Down the main National Zoo walkway, past the Panda Plaza and near the Elephant Trails, Jermaine and Daena Lassiter, pushing their 6-month-old daughter in a stroller, suddenly stopped their brisk animal tour underneath a small white tent.
On display there were black-and-white photos taken decades ago at the zoo on Easter Monday.
Jermaine, a federal government accountant, peered, transfixed, at a photo of a woman in a dress, holding a little boy’s hand, walking on what appeared to be the very same path.
“I like that the zoo found these pictures and blew them up,” he said to his wife.
“They’re all so dressed up!” Daena said, chuckling.
“I just like how the zoo is not trying to gloss over” the history of this day at the zoo, Jermaine said.
The zoo called the festivities “Easter Monday: An African American Family Tradition” and said the origins dated back to 1891. What caused African American families to flock to the zoo on the day after Easter isn’t known, although it seems clearly related to Washington’s segregation at the time.

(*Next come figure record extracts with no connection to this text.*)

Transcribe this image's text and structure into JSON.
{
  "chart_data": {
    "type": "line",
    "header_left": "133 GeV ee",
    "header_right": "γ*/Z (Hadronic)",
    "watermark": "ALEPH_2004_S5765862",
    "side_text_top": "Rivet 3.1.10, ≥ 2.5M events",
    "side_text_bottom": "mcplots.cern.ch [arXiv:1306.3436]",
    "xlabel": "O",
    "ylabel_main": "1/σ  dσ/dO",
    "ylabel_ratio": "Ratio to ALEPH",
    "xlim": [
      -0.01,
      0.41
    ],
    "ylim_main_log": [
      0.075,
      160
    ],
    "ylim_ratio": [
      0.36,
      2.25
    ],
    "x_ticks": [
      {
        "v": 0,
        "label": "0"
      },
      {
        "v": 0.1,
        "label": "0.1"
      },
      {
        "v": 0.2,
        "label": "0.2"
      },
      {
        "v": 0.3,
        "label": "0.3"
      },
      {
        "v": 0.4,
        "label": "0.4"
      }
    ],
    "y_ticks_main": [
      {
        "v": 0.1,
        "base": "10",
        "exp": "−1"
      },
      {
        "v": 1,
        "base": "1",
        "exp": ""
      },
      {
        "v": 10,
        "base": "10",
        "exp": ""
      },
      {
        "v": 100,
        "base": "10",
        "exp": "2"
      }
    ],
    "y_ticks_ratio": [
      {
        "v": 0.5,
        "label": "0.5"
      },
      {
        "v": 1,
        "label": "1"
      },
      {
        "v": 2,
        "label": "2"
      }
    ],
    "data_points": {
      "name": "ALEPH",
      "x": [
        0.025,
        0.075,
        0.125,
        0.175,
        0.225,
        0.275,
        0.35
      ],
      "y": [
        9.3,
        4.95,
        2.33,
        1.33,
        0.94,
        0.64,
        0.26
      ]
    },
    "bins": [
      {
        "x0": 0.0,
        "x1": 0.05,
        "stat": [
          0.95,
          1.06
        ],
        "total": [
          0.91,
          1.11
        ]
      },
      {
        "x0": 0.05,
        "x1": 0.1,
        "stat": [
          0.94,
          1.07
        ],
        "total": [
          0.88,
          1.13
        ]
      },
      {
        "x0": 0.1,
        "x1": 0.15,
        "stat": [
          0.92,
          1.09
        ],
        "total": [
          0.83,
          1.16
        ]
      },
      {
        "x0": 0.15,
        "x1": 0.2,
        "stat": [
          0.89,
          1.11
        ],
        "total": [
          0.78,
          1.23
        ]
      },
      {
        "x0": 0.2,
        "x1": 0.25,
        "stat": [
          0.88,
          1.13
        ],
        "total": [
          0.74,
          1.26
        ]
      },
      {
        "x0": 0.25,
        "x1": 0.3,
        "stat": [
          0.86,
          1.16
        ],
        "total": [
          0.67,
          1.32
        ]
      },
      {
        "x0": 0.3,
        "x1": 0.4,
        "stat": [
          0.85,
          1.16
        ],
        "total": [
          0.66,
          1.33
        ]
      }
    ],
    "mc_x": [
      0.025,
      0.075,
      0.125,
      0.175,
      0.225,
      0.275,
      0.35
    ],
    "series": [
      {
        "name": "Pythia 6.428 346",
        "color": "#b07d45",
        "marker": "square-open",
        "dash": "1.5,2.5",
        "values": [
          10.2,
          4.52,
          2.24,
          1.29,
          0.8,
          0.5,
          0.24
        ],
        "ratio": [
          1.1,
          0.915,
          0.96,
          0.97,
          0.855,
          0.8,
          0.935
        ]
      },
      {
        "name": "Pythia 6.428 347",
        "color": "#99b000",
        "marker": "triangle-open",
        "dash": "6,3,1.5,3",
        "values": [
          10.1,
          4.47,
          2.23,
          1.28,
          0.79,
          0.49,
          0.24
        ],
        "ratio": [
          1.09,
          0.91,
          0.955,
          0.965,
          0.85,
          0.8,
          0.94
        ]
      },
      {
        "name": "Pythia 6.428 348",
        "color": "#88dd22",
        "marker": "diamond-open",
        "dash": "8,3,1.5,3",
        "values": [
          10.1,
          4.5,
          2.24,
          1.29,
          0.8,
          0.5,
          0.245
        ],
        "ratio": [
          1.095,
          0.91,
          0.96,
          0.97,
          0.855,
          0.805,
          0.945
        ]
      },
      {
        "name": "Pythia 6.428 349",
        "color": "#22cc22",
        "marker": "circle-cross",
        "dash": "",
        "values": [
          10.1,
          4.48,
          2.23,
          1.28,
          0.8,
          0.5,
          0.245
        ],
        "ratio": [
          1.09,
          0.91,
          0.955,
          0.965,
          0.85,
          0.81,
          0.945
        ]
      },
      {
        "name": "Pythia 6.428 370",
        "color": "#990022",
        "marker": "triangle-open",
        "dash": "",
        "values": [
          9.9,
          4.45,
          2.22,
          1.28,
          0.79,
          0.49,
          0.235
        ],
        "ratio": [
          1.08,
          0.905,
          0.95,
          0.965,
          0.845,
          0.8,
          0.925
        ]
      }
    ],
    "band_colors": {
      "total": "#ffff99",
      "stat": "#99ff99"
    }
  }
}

One theory zoo officials have offered is that African Americans went to the zoo because they were barred from the White House Easter Egg Roll. Another holds that many black housekeepers had to work on Easter Sunday, so they used their day off on the Monday after Easter to celebrate at the zoo.
Whatever the cause, hundreds of visitors, many of them African Americans, streamed into the zoo Monday. They hunted for eggs, sized up elephants and played animal trivia games with a wise-cracking DJ from WPGC 95.5, a hip-hop station.
Many members of black families said they weren’t sure about the event’s origins, but they knew that the event has been a central part of their lives for generations. A glance down the zoo’s main walkway showed scores of families pushing strollers, many multi-generational — grandparents, parents and kids.
Catherine Fitch, 52, a nurse from the District, watched after her granddaughter near the egg hunt while a band played “The Hokey Pokey.” Her daughter, niece and other relatives were scattered around the zoo, but she luxuriated in the time alone with her granddaughter.
“This feels more like a family reunion, as opposed to a few years ago, when they had that shooting, or was it a stabbing?” Fitch said.
In 2011, a 16-year-old Southeast Washington boy stabbed a 14-year-old. More than a decade earlier, in 2000, a teenager shot and wounded seven people at the entrance. But the vibe couldn’t have been more different on Monday.
“I like it more now because you get all mixes of races together,” Fitch said. “When I was coming as a kid, it wasn’t as mixed.”
Near the zoo’s entrance, Denise Swan, 43, was pushing her granddaughter. Swan took pride in pointing out all the relatives surrounding her: “My mother. My sister. My niece. A nephew. Two great-nephews. One granddaughter. One grandson. One daughter,” she said.
“Was it 43 years ago we were here as kids?” she asked her sister, Cerona Swan. Cerona nodded.
“There were more animals back then,” Denise said.
“It was our grandmother who first started bringing us,” Cerona said, smiling. “Different schools performed. They had clowns.”
Closer to the Elephant Trails, Brittany Bridges, 19, showed up with her 10-month-old son and her aunt, Rayshone Bridges, 44. They remembered always going as a family, but they didn’t really know about the event’s historical importance.
Brittany recalled the familiar rhythms of her childhood around this time of the year. It was always church on Sunday, the zoo on Monday. And they always began Easter Monday with an egg hunt in a grassy patch near the zoo’s parking lot.
Rayshone said she thought the moment felt surreal because she could so easily remember celebrating this tradition when Brittany was a child.
“Her favorite was going to the ape house,” Rayshone said.
Brittany laughed. That’s still her favorite place now, she said.